After scaling the edge of the flaming building, I slip around the corner into the next room. The ceiling here has collapsed and someone is trapped underneath on the other side of the room. The dog looks at me again, and enters into a small space where I clearly cannot follow.
“Help me!” cries the voice, “give me your hand!”
I find a gap in the wall and offer my hand. I feel the soft touch of a real hand as I make contact with the character IVR*.
“Thank you, thank you,” says the voice, but I am too late. There’s another person on the other side of the wall who collects the body that breathed life seconds ago, even held my hand. The man sobs over the body of the woman.
Just as suddenly as the experience began, the burning flames, death and destruction dissolve once more into an infinite white.
“Take my hands and I will guide you out,” says my guide. I close my eyes, take the hands of my guide and follow her away from Syria, back to Park City.
I only have a few minutes to speak with the guide after. There’s no doubt that this piece has had a significant effect.
“This is everyday for them in Syria,” says my guide. “You saw rubble everywhere, and this is why they don’t rebuild.

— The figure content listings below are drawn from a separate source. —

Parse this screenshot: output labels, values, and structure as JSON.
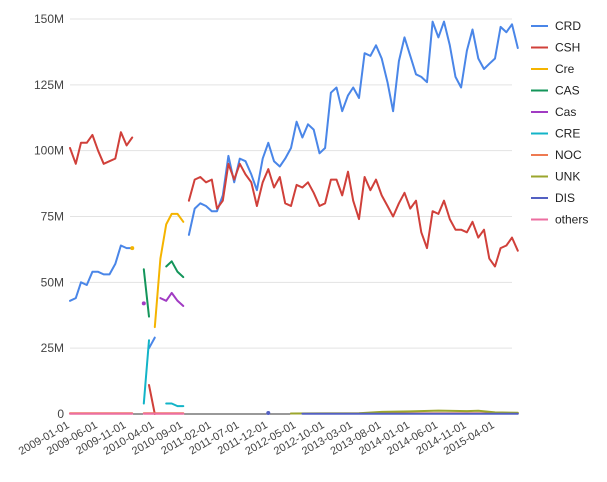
{
  "chart_data": {
    "type": "line",
    "title": "",
    "xlabel": "",
    "ylabel": "",
    "ylim": [
      0,
      150000000
    ],
    "yticks": [
      0,
      25000000,
      50000000,
      75000000,
      100000000,
      125000000,
      150000000
    ],
    "ytick_labels": [
      "0",
      "25M",
      "50M",
      "75M",
      "100M",
      "125M",
      "150M"
    ],
    "x_range": [
      "2009-01-01",
      "2015-07-01"
    ],
    "x_tick_labels": [
      "2009-01-01",
      "2009-06-01",
      "2009-11-01",
      "2010-04-01",
      "2010-09-01",
      "2011-02-01",
      "2011-07-01",
      "2011-12-01",
      "2012-05-01",
      "2012-10-01",
      "2013-03-01",
      "2013-08-01",
      "2014-01-01",
      "2014-06-01",
      "2014-11-01",
      "2015-04-01"
    ],
    "grid": "horizontal",
    "legend_position": "right",
    "series": [
      {
        "name": "CRD",
        "color": "#4a86e8",
        "segments": [
          [
            [
              "2009-01-01",
              43
            ],
            [
              "2009-02-01",
              44
            ],
            [
              "2009-03-01",
              50
            ],
            [
              "2009-04-01",
              49
            ],
            [
              "2009-05-01",
              54
            ],
            [
              "2009-06-01",
              54
            ],
            [
              "2009-07-01",
              53
            ],
            [
              "2009-08-01",
              53
            ],
            [
              "2009-09-01",
              57
            ],
            [
              "2009-10-01",
              64
            ],
            [
              "2009-11-01",
              63
            ],
            [
              "2009-12-01",
              63
            ]
          ],
          [
            [
              "2010-03-01",
              25
            ],
            [
              "2010-04-01",
              29
            ]
          ],
          [
            [
              "2010-10-01",
              68
            ],
            [
              "2010-11-01",
              78
            ],
            [
              "2010-12-01",
              80
            ],
            [
              "2011-01-01",
              79
            ],
            [
              "2011-02-01",
              77
            ],
            [
              "2011-03-01",
              77
            ],
            [
              "2011-04-01",
              83
            ],
            [
              "2011-05-01",
              98
            ],
            [
              "2011-06-01",
              88
            ],
            [
              "2011-07-01",
              97
            ],
            [
              "2011-08-01",
              96
            ],
            [
              "2011-09-01",
              91
            ],
            [
              "2011-10-01",
              85
            ],
            [
              "2011-11-01",
              97
            ],
            [
              "2011-12-01",
              103
            ],
            [
              "2012-01-01",
              96
            ],
            [
              "2012-02-01",
              94
            ],
            [
              "2012-03-01",
              97
            ],
            [
              "2012-04-01",
              101
            ],
            [
              "2012-05-01",
              111
            ],
            [
              "2012-06-01",
              105
            ],
            [
              "2012-07-01",
              110
            ],
            [
              "2012-08-01",
              108
            ],
            [
              "2012-09-01",
              99
            ],
            [
              "2012-10-01",
              101
            ],
            [
              "2012-11-01",
              122
            ],
            [
              "2012-12-01",
              124
            ],
            [
              "2013-01-01",
              115
            ],
            [
              "2013-02-01",
              121
            ],
            [
              "2013-03-01",
              124
            ],
            [
              "2013-04-01",
              120
            ],
            [
              "2013-05-01",
              137
            ],
            [
              "2013-06-01",
              136
            ],
            [
              "2013-07-01",
              140
            ],
            [
              "2013-08-01",
              135
            ],
            [
              "2013-09-01",
              126
            ],
            [
              "2013-10-01",
              115
            ],
            [
              "2013-11-01",
              134
            ],
            [
              "2013-12-01",
              143
            ],
            [
              "2014-01-01",
              136
            ],
            [
              "2014-02-01",
              129
            ],
            [
              "2014-03-01",
              128
            ],
            [
              "2014-04-01",
              126
            ],
            [
              "2014-05-01",
              149
            ],
            [
              "2014-06-01",
              143
            ],
            [
              "2014-07-01",
              149
            ],
            [
              "2014-08-01",
              140
            ],
            [
              "2014-09-01",
              128
            ],
            [
              "2014-10-01",
              124
            ],
            [
              "2014-11-01",
              138
            ],
            [
              "2014-12-01",
              146
            ],
            [
              "2015-01-01",
              135
            ],
            [
              "2015-02-01",
              131
            ],
            [
              "2015-03-01",
              133
            ],
            [
              "2015-04-01",
              135
            ],
            [
              "2015-05-01",
              147
            ],
            [
              "2015-06-01",
              145
            ],
            [
              "2015-07-01",
              148
            ],
            [
              "2015-08-01",
              139
            ]
          ]
        ]
      },
      {
        "name": "CSH",
        "color": "#d0403a",
        "segments": [
          [
            [
              "2009-01-01",
              101
            ],
            [
              "2009-02-01",
              95
            ],
            [
              "2009-03-01",
              103
            ],
            [
              "2009-04-01",
              103
            ],
            [
              "2009-05-01",
              106
            ],
            [
              "2009-06-01",
              100
            ],
            [
              "2009-07-01",
              95
            ],
            [
              "2009-08-01",
              96
            ],
            [
              "2009-09-01",
              97
            ],
            [
              "2009-10-01",
              107
            ],
            [
              "2009-11-01",
              102
            ],
            [
              "2009-12-01",
              105
            ]
          ],
          [
            [
              "2010-03-01",
              11
            ],
            [
              "2010-04-01",
              0
            ]
          ],
          [
            [
              "2010-10-01",
              81
            ],
            [
              "2010-11-01",
              89
            ],
            [
              "2010-12-01",
              90
            ],
            [
              "2011-01-01",
              88
            ],
            [
              "2011-02-01",
              89
            ],
            [
              "2011-03-01",
              78
            ],
            [
              "2011-04-01",
              81
            ],
            [
              "2011-05-01",
              95
            ],
            [
              "2011-06-01",
              89
            ],
            [
              "2011-07-01",
              95
            ],
            [
              "2011-08-01",
              91
            ],
            [
              "2011-09-01",
              88
            ],
            [
              "2011-10-01",
              79
            ],
            [
              "2011-11-01",
              88
            ],
            [
              "2011-12-01",
              93
            ],
            [
              "2012-01-01",
              86
            ],
            [
              "2012-02-01",
              90
            ],
            [
              "2012-03-01",
              80
            ],
            [
              "2012-04-01",
              79
            ],
            [
              "2012-05-01",
              87
            ],
            [
              "2012-06-01",
              86
            ],
            [
              "2012-07-01",
              88
            ],
            [
              "2012-08-01",
              84
            ],
            [
              "2012-09-01",
              79
            ],
            [
              "2012-10-01",
              80
            ],
            [
              "2012-11-01",
              89
            ],
            [
              "2012-12-01",
              89
            ],
            [
              "2013-01-01",
              83
            ],
            [
              "2013-02-01",
              92
            ],
            [
              "2013-03-01",
              81
            ],
            [
              "2013-04-01",
              74
            ],
            [
              "2013-05-01",
              90
            ],
            [
              "2013-06-01",
              85
            ],
            [
              "2013-07-01",
              89
            ],
            [
              "2013-08-01",
              83
            ],
            [
              "2013-09-01",
              79
            ],
            [
              "2013-10-01",
              75
            ],
            [
              "2013-11-01",
              80
            ],
            [
              "2013-12-01",
              84
            ],
            [
              "2014-01-01",
              78
            ],
            [
              "2014-02-01",
              81
            ],
            [
              "2014-03-01",
              69
            ],
            [
              "2014-04-01",
              63
            ],
            [
              "2014-05-01",
              77
            ],
            [
              "2014-06-01",
              76
            ],
            [
              "2014-07-01",
              81
            ],
            [
              "2014-08-01",
              74
            ],
            [
              "2014-09-01",
              70
            ],
            [
              "2014-10-01",
              70
            ],
            [
              "2014-11-01",
              69
            ],
            [
              "2014-12-01",
              73
            ],
            [
              "2015-01-01",
              67
            ],
            [
              "2015-02-01",
              70
            ],
            [
              "2015-03-01",
              59
            ],
            [
              "2015-04-01",
              56
            ],
            [
              "2015-05-01",
              63
            ],
            [
              "2015-06-01",
              64
            ],
            [
              "2015-07-01",
              67
            ],
            [
              "2015-08-01",
              62
            ]
          ]
        ]
      },
      {
        "name": "Cre",
        "color": "#f5b400",
        "segments": [
          [
            [
              "2010-04-01",
              33
            ],
            [
              "2010-05-01",
              59
            ],
            [
              "2010-06-01",
              72
            ],
            [
              "2010-07-01",
              76
            ],
            [
              "2010-08-01",
              76
            ],
            [
              "2010-09-01",
              73
            ]
          ],
          [
            [
              "2009-12-01",
              63
            ]
          ]
        ]
      },
      {
        "name": "CAS",
        "color": "#13955a",
        "segments": [
          [
            [
              "2010-02-01",
              55
            ],
            [
              "2010-03-01",
              37
            ]
          ],
          [
            [
              "2010-06-01",
              56
            ],
            [
              "2010-07-01",
              58
            ],
            [
              "2010-08-01",
              54
            ],
            [
              "2010-09-01",
              52
            ]
          ]
        ]
      },
      {
        "name": "Cas",
        "color": "#a13bc3",
        "segments": [
          [
            [
              "2010-02-01",
              42
            ]
          ],
          [
            [
              "2010-05-01",
              44
            ],
            [
              "2010-06-01",
              43
            ],
            [
              "2010-07-01",
              46
            ],
            [
              "2010-08-01",
              43
            ],
            [
              "2010-09-01",
              41
            ]
          ]
        ]
      },
      {
        "name": "CRE",
        "color": "#13b4c8",
        "segments": [
          [
            [
              "2010-02-01",
              4
            ],
            [
              "2010-03-01",
              28
            ]
          ],
          [
            [
              "2010-06-01",
              4
            ],
            [
              "2010-07-01",
              4
            ],
            [
              "2010-08-01",
              3
            ],
            [
              "2010-09-01",
              3
            ]
          ]
        ]
      },
      {
        "name": "NOC",
        "color": "#ee7a52",
        "segments": [
          [
            [
              "2009-01-01",
              0.3
            ],
            [
              "2009-12-01",
              0.3
            ]
          ],
          [
            [
              "2010-02-01",
              0.3
            ],
            [
              "2010-09-01",
              0.3
            ]
          ],
          [
            [
              "2012-04-01",
              0.2
            ],
            [
              "2015-08-01",
              0.3
            ]
          ]
        ]
      },
      {
        "name": "UNK",
        "color": "#9ba62c",
        "segments": [
          [
            [
              "2012-04-01",
              0.2
            ],
            [
              "2013-04-01",
              0.3
            ],
            [
              "2013-08-01",
              0.8
            ],
            [
              "2014-01-01",
              1.0
            ],
            [
              "2014-06-01",
              1.3
            ],
            [
              "2014-11-01",
              1.1
            ],
            [
              "2015-01-01",
              1.2
            ],
            [
              "2015-04-01",
              0.6
            ],
            [
              "2015-08-01",
              0.5
            ]
          ]
        ]
      },
      {
        "name": "DIS",
        "color": "#5360c2",
        "segments": [
          [
            [
              "2011-12-01",
              0.4
            ]
          ],
          [
            [
              "2012-06-01",
              0.1
            ],
            [
              "2015-08-01",
              0.1
            ]
          ]
        ]
      },
      {
        "name": "others",
        "color": "#ec6ea0",
        "segments": [
          [
            [
              "2009-01-01",
              0.1
            ],
            [
              "2009-12-01",
              0.1
            ]
          ],
          [
            [
              "2010-02-01",
              0.1
            ],
            [
              "2010-09-01",
              0.1
            ]
          ]
        ]
      }
    ]
  }
}
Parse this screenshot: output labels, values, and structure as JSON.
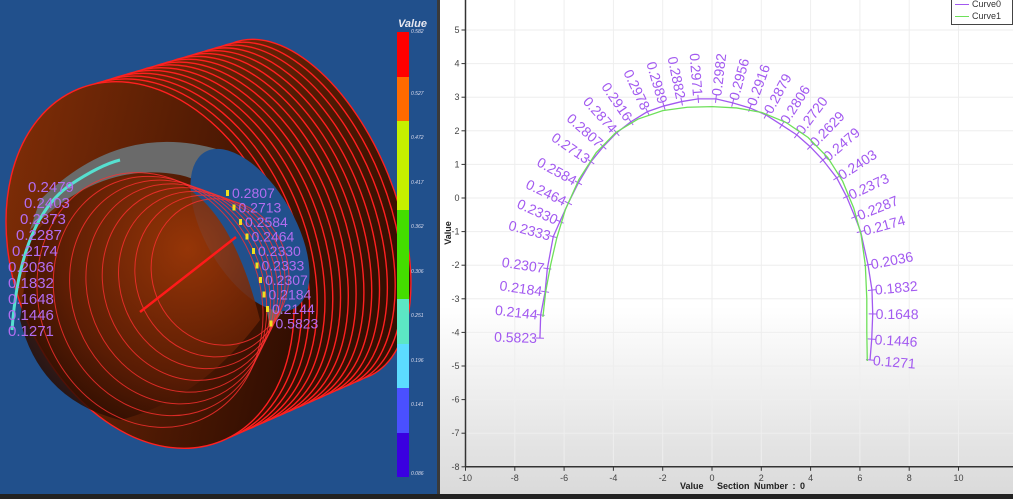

It’s a daily occurrence for them.”
I ask what they want to use this for, and they say it’s something they are still working on. They make their own headsets, so this is a way for them to test their technology, and the reactions of people who encounter these experiences.
We discuss the news as well. It was not an hour earlier that someone I spoke with someone who said they believe VR is not a good thing, that it pushes us apart. But what if I saw the news like this every day? What if I was brought to the location and experienced what was happening around the world?
This is only my second year at Sundance, but so far I’ve seen a steady theme that is interested in the human condition, connection, emotion…
This experience made me feel, and I’m sure it will stick with me for a while. When I try to think back to the last time I recall “9 more dead in Syria,” for example, I can’t remember. It didn’t mean anything to me then, but now it does.
I felt relieved to step away from this experience, and wondered what it would have been like if the characters and setting weren’t animated, but a digital representation of the real world. I mentioned the time when I watched Hurt Locker, and that if I’d seen Hurt Locker in this way, I wouldn’t have been able to make it through much of the movie.
There’s no doubt that Hero would have been traumatizing if I saw death and destruction like this so close and with so much more detail.
So what was I left with as I walked out of the exhibit? I felt connected to the digital characters and felt as if I had shared their experience of a bombing. I can only imagine what it must really be like, but now it’s not just another story, now I care.
This is the power of storytelling in VR. It can change the way we view the world.